People have short term memory (or selective memory), when they can’t remember things they will resort to how they think something should be. Recently Facebook was in the hot seat because of this very reason.
Facebook metrics definition issue
Facebook has a metrics called “Video View” for video ads. In this metric they only counted the video as viewed if it was watched more than 3 seconds by the viewer. In other words, if someone watches a video for 2 seconds then that video view won’t be counted as a view in this metric.
Facebook also has another metrics, called “Average duration of Video views”, the “standard” definition of it should be Total Time spent watching video divided by Total Viewers. However, that’s not how Facebook defined it. In Sept Wall Street Journal reported that Facebook "vastly overestimated average viewing time for video ads on its platform for two years.” This lead to an apology from Facebook
As per DM News article, Facebook did state the definition when it rolled out this metric two years ago. So it was not actually doing anything wrong. It was a case of short term memory issue.
“The problem, as critics put it, is a problem of omission. While Facebook very clearly states that it's only counting views as any video-play event that lasts longer than three seconds, it does not go out of its way to explicitly beat readers over the head with the fact that this definition of a "video view" applies equally to the calculation of average duration of video views.”
If Facebook product team had read my posts from 2012 on “Creating a culture of analytics” then they might have likely avoided this “scandal”. The two issues that Facebook dealt with were the exact same ones I talked about in my posts. To recap, here are the gist of those two posts:
- Make sure everybody understands clearly how metrics are defined. I talked about this in my post in 2012, Standard Definitions of Metrics: Creating a Culture of Analytics. In that post I said
Lack of standard definitions for the metrics causes people to report different numbers for supposedly same metrics, leading to confusion and total lack of trust in data. No trust in data means that nobody is going to use the data to make strategic decisions and there goes all your efforts to create a culture of Analytics.

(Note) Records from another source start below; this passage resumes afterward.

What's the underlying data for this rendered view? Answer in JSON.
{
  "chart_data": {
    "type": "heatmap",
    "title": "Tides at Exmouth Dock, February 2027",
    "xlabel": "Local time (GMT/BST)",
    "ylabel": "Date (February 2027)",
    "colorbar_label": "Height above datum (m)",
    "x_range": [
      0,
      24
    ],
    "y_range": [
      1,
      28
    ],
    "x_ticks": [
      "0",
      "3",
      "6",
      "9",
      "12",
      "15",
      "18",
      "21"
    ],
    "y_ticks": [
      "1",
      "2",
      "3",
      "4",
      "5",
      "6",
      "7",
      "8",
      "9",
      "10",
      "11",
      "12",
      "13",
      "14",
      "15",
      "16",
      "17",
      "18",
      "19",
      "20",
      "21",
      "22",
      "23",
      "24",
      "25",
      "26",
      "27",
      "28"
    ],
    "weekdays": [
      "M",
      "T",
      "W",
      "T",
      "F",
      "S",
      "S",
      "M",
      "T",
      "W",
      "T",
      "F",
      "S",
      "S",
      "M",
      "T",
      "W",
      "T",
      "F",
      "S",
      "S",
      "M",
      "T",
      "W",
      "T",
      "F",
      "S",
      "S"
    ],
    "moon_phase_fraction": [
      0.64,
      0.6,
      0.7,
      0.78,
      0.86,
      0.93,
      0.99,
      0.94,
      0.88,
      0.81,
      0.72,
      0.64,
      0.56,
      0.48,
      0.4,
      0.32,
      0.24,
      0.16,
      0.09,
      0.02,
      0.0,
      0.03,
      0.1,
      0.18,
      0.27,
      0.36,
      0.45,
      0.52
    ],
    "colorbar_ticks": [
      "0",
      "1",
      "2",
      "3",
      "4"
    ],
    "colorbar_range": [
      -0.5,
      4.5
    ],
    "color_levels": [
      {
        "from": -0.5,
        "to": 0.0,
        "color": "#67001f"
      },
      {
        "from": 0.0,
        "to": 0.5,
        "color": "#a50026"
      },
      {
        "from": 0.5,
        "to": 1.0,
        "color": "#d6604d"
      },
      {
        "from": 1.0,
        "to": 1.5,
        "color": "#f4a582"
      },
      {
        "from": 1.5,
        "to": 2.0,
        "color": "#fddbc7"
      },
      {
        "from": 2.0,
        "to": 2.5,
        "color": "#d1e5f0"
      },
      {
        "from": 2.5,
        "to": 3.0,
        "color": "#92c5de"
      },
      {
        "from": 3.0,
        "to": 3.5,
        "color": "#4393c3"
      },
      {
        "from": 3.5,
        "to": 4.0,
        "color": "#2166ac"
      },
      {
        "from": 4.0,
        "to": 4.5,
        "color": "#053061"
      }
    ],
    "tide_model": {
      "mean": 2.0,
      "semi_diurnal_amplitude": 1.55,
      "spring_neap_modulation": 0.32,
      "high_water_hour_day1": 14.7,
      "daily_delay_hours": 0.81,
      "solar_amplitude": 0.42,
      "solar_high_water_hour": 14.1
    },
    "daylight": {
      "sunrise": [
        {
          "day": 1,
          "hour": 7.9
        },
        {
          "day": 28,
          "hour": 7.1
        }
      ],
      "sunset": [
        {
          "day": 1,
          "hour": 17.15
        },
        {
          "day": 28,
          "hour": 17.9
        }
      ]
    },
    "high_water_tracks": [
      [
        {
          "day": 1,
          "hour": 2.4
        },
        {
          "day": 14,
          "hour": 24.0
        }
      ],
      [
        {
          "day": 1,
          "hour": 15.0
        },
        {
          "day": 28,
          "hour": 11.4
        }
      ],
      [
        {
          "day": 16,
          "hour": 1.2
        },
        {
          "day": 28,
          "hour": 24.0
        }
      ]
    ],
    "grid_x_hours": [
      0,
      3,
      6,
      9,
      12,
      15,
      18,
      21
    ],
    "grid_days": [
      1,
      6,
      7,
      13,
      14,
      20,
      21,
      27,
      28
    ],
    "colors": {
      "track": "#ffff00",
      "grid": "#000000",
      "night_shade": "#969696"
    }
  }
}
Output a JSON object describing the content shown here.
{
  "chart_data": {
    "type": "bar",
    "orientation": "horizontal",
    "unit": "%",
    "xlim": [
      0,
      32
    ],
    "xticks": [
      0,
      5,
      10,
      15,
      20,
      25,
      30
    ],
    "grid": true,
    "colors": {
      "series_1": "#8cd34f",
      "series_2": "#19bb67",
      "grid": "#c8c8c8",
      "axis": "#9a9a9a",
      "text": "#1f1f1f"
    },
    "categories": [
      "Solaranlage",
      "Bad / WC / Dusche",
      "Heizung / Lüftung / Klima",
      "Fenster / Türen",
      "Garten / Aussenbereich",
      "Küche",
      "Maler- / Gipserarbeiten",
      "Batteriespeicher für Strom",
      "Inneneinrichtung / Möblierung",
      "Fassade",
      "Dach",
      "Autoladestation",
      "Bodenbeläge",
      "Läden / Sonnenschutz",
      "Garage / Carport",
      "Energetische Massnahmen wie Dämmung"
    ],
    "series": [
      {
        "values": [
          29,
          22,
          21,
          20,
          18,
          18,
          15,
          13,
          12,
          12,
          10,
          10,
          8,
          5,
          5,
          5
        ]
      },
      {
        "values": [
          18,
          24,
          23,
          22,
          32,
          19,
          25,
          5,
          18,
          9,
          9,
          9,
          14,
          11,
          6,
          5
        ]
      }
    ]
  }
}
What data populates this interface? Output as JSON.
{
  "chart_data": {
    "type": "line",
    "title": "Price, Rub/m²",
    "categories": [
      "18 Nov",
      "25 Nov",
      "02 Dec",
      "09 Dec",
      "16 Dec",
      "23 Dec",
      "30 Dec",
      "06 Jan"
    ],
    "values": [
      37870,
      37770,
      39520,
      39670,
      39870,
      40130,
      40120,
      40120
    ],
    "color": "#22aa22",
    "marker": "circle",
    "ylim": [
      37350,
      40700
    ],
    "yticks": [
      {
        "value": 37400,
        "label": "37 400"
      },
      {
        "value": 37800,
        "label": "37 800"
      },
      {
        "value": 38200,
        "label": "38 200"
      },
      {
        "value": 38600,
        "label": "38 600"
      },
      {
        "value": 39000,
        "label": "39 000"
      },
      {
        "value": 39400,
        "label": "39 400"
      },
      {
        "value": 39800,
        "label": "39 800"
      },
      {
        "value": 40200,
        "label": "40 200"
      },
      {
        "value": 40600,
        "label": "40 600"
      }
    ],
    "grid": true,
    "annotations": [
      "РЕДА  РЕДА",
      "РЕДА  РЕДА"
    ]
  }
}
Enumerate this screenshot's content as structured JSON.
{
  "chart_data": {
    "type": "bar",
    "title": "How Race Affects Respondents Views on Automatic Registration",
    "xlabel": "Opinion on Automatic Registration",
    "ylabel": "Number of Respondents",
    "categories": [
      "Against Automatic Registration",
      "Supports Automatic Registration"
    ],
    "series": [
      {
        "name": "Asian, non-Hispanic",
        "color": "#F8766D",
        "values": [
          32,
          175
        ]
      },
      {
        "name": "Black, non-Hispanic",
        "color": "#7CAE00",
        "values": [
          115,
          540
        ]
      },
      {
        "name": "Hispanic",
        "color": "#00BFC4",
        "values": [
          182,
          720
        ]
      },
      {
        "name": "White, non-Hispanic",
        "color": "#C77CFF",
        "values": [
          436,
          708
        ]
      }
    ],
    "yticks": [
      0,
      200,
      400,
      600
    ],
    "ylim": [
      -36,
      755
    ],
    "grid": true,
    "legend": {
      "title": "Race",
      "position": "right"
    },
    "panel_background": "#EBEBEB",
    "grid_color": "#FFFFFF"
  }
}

Having standard definitions is not as easy as it sounds. It starts from you and your team having a clear understanding on how to calculate various metrics. Some seemingly simple metrics can be calculated in various different ways and all of those ways might be right but getting one standard way of calculating those removes any confusion and gets everybody on the same page.
- People have short term memory. In my 2012 post, titled Dealing with Short-Term Memory: Creating a Culture of Analytics, I wrote:
We all make assumptions from time to time; sometime we state them clearly and sometimes we just assume in our own head. We then operate under those assumptions. In context of Analytics, one such assumption is that everybody knows what the goals and KPIs are. We might have defined them on the onset of the program, campaign, beginning of month, quarter, year etc., but once those are defined we start to assume that everybody knows about them and is operating keeping those goals in mind.
Well the truth is that people have short term memory. They do forget and then start to interpret the KPIs, defined based on those goals, in their own way. As the Analytics head/analyst/manager, it is your job to constantly remind stakeholders of the goals and KPIs.
This fiasco provides two great lesson for all the Digital Analytics teams.
1. Clearly define your metrics and make sure the underlying metrics and calculations are clear in your definition.
2. Don’t make any assumptions, people have short term memory. Just because you stated a definition of a KPI in past does not mean everybody will remember it and know how tit was calculated. It is your job to make sure anybody using your metrics/KPI can get to the definition and calculations right away.